この教会の歴史は非常に古く、明治7年(1874年)に英国聖公会の宣教活動が始まったことに遡ります。当初の建物は1878年に基坂の下に建てられましたが、その後、函館の歴史の中で度重なる大火に見舞われ、その都度移転や再建を余儀なくされてきました。現在の聖堂は、1979年(昭和54年)11月に完成したものです。歴代の牧師たちは、単なる宗教施設としてだけでなく、市内に学校や病院を開設するなど、教育や福祉の分野においても地域社会へ多大な貢献を果たしてきました。歴史と伝統が息づく、函館の精神文化を象Orする重要な拠点です。
最大の魅力は、その独特な建築美です。四面の白壁と、印象的な茶色の十字形屋根のコントラストは、函和の景観において非常に高い存在感を放っています。また、教会に隣接して2006年に新築された牧師館も、見逃せないスポットです。この牧師館は、切妻屋根や下見板風の外壁、額縁付きの縦長窓といった、異国情緒漂うデザインが特徴で、函館市都市景観賞を受賞しています。教会周辺の街並みとともに、歴史的な雰囲気を感じながら散策を楽しむことができます。
季節を問わず美しい景観を楽しめますが、特に函館山の夜景とともに、ライトアップされた教会の姿を眺めるのがおすすめです。また、季節によってはコンサートや日曜礼拝も行われており、静謐な空間の中で音楽や祈りに浸る特別な体験ができます。周囲の元町エリアは、坂道が多く、街歩きに適したエリアです。季節ごとの光の当たり方によって、教会の表情が変わる様子を楽しむことができます。

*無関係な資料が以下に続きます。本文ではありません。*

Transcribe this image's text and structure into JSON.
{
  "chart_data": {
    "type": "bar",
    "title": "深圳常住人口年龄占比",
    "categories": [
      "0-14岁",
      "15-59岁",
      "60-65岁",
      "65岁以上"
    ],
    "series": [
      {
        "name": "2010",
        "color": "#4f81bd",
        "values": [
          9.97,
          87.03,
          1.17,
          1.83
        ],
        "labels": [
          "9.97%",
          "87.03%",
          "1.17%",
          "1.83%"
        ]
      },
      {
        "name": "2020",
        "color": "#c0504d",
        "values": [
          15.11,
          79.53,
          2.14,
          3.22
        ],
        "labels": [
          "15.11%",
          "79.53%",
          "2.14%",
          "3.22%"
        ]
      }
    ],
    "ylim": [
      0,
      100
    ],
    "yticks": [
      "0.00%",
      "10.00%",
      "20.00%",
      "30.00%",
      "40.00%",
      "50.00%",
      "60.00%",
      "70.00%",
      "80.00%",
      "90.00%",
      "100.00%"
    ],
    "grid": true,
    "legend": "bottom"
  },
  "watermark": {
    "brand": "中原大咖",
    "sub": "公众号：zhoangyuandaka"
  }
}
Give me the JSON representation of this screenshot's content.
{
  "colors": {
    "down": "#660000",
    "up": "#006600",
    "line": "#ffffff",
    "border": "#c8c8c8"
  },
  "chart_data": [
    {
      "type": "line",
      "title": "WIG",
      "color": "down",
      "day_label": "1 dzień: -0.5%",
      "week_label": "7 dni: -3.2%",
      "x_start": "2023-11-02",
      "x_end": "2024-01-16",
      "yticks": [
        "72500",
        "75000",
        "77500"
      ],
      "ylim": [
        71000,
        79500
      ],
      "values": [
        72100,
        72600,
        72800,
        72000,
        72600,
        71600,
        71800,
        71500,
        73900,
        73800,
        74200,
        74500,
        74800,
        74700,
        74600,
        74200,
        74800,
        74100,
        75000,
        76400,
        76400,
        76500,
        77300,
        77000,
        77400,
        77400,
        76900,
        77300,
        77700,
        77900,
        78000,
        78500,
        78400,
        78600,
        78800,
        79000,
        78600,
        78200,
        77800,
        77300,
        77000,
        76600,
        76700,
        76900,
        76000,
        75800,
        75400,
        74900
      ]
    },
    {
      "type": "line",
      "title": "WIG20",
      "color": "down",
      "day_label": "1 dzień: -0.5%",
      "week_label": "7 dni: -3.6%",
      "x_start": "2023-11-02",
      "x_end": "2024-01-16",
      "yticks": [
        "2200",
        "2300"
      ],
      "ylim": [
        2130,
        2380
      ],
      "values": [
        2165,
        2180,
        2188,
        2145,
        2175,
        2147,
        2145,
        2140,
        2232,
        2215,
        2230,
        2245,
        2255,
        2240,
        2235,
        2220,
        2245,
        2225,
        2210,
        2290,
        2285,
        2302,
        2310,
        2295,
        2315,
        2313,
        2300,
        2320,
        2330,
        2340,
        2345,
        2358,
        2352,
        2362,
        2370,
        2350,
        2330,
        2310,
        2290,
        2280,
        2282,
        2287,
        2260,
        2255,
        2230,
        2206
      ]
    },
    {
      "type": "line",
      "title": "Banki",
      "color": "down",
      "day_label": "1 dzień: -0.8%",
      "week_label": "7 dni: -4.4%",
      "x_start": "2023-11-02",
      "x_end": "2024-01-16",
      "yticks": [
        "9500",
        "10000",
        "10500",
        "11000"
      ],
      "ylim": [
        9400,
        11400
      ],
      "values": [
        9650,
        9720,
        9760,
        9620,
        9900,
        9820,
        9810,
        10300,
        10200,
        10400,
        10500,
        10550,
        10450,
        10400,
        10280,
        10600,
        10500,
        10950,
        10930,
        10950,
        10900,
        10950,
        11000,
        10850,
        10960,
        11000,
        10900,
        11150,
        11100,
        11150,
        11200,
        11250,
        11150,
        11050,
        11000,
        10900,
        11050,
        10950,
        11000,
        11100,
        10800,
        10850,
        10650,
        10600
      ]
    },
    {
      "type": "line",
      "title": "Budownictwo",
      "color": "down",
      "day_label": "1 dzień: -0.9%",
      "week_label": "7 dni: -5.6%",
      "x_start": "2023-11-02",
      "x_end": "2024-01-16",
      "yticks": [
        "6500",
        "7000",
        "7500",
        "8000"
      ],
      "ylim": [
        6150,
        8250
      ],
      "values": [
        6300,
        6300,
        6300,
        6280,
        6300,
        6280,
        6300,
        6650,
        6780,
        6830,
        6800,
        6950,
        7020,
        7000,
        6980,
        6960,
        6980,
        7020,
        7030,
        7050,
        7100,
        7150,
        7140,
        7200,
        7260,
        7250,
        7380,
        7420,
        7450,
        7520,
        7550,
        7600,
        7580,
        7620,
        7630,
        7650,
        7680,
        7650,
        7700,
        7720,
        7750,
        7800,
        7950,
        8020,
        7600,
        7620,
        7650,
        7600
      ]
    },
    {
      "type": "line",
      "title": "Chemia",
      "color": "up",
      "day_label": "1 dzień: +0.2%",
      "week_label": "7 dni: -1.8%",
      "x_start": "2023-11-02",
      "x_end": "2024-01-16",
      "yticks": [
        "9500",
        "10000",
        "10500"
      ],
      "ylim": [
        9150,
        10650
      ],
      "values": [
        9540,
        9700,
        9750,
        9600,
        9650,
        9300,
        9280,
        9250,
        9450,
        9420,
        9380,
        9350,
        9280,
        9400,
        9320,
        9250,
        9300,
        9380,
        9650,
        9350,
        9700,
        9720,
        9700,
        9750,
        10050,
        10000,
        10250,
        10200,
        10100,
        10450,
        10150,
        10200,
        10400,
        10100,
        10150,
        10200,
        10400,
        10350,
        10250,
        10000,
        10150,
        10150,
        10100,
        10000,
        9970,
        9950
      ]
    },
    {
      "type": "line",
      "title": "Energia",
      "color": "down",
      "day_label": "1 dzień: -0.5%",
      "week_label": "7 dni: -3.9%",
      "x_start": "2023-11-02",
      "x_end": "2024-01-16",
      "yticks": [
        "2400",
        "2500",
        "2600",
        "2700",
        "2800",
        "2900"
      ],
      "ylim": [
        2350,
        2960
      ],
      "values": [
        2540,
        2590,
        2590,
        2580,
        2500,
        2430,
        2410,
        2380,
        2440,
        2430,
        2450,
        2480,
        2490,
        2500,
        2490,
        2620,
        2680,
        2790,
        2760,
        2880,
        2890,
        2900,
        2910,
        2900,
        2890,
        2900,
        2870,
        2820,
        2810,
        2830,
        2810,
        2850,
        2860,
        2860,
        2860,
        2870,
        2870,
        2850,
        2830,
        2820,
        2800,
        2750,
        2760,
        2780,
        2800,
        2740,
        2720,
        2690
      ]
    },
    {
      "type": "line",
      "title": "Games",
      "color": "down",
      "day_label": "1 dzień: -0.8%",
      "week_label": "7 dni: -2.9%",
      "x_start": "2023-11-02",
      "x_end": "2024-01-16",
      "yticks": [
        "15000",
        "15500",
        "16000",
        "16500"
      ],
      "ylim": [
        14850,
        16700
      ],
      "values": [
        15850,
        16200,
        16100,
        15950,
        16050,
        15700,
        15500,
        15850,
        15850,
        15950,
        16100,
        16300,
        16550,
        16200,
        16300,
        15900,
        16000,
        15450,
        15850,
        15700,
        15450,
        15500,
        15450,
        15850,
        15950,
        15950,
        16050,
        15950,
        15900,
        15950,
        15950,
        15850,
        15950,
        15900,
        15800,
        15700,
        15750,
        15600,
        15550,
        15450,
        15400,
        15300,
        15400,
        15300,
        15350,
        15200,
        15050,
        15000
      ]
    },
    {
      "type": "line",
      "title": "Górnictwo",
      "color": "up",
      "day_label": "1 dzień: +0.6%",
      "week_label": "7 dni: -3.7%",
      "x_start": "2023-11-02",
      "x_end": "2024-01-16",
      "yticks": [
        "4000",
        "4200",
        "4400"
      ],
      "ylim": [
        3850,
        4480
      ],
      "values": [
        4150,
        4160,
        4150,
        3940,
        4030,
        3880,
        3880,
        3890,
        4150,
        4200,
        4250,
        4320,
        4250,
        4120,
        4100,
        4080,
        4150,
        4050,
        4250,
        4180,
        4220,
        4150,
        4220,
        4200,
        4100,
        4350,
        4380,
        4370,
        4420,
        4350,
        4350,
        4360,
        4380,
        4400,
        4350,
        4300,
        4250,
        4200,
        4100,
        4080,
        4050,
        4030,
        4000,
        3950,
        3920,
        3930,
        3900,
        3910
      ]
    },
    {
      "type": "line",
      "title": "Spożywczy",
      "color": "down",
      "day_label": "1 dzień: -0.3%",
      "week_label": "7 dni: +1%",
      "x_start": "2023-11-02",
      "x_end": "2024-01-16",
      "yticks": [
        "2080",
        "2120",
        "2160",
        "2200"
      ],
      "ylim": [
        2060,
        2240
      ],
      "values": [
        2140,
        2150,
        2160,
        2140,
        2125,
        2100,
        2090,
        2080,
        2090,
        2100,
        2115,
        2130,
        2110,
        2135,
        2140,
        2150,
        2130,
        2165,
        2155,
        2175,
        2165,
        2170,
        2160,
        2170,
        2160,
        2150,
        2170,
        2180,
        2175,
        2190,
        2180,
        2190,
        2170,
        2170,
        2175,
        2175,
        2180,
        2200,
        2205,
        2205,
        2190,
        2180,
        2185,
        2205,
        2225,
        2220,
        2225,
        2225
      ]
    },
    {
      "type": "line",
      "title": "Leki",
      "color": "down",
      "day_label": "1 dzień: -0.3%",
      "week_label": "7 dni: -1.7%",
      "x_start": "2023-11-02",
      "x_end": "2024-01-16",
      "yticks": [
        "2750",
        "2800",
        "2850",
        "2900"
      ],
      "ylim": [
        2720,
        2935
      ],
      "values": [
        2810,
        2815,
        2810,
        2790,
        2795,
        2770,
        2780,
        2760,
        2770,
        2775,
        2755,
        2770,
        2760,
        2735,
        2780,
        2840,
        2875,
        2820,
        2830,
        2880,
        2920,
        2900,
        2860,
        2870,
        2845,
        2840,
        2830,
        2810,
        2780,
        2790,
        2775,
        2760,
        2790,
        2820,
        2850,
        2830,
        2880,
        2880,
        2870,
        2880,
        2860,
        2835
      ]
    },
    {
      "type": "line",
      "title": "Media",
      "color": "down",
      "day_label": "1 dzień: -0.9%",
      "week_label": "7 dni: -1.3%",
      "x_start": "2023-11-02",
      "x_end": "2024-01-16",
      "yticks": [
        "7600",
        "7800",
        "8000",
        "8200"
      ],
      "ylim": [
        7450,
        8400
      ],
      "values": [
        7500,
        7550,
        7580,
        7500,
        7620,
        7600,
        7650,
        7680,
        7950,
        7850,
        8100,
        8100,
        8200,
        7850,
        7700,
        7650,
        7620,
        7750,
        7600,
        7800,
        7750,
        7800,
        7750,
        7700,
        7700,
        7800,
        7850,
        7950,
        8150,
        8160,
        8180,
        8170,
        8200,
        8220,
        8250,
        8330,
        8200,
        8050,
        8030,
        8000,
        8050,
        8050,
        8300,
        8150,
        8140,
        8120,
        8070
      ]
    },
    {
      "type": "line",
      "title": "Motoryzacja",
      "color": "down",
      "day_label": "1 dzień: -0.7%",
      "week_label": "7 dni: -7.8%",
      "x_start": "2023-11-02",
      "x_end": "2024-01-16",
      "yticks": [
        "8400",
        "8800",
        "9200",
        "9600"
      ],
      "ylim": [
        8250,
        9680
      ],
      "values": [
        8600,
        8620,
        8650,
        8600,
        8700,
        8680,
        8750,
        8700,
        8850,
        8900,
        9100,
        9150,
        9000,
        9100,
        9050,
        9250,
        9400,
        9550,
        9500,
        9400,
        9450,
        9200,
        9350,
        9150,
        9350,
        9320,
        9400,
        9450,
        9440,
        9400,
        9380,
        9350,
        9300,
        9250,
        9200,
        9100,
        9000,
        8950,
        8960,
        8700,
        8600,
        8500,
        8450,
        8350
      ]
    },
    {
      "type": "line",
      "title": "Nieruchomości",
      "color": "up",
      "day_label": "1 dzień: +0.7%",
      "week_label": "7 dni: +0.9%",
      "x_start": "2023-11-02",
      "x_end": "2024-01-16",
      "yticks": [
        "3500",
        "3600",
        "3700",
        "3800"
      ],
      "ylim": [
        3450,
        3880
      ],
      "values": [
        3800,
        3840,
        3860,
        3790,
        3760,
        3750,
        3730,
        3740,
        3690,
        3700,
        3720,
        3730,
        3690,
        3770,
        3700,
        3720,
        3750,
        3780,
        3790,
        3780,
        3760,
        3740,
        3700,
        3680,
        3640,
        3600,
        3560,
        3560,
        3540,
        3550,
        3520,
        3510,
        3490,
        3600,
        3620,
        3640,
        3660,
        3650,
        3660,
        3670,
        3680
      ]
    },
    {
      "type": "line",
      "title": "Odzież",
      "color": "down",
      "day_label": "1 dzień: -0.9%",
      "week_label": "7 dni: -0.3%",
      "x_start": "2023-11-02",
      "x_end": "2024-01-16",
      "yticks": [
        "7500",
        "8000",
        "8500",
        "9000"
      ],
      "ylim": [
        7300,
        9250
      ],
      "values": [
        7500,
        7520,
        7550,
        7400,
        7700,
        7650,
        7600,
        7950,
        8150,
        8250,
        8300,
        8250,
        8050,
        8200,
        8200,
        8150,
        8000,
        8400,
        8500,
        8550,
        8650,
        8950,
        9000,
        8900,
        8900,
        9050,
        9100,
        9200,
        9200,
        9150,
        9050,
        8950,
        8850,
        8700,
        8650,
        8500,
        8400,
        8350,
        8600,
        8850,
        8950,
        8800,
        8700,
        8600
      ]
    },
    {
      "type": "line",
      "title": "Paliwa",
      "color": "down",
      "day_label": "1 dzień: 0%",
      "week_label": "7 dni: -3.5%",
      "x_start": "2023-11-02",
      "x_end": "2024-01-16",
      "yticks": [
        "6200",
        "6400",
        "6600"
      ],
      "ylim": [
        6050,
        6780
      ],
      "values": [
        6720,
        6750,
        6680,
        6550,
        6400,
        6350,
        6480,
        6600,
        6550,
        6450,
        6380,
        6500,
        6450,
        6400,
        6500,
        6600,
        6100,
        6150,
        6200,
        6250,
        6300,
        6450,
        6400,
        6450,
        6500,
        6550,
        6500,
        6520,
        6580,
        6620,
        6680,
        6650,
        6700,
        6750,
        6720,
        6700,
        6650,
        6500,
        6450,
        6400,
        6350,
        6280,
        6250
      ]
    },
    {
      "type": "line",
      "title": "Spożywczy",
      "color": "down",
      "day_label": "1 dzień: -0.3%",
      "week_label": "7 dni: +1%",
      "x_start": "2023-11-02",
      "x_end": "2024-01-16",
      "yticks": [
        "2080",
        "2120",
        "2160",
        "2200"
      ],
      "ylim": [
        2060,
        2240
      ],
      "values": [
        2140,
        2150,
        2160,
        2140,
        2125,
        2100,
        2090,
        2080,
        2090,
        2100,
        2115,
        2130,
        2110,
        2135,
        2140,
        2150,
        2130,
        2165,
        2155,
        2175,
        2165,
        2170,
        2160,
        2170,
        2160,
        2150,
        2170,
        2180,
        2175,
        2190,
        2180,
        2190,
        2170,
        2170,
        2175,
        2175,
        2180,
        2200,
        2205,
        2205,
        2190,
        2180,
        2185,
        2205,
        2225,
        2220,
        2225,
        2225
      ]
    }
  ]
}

聖ヨハネ教会は、函館を代表する「元町教会群」の一部として、多くの歴史的建造物や魅力的なスポットに囲まれています。近くには、ロシア正教会の美しい建築が見られる「函館ハリストス正教会」や、国指定重要文化財である「真宗大谷派 函館別院」などがあります。また、急な坂道として知られる「チャチャ登り」を登り切った先からは、教会を含む美しい街並みの絶景を望むことができます。周辺には、古民家をリノベーションしたカフェや、季節の味を楽しめる飲食店も多く、観光の合間の休憩にも最適です。
教会内部の見学については、期間や条件があるため、事前に公式サイト等で詳細を確認しておくことをおすすめします。礼拝や行事が行われている際は、静粛に過ごすことが求められます。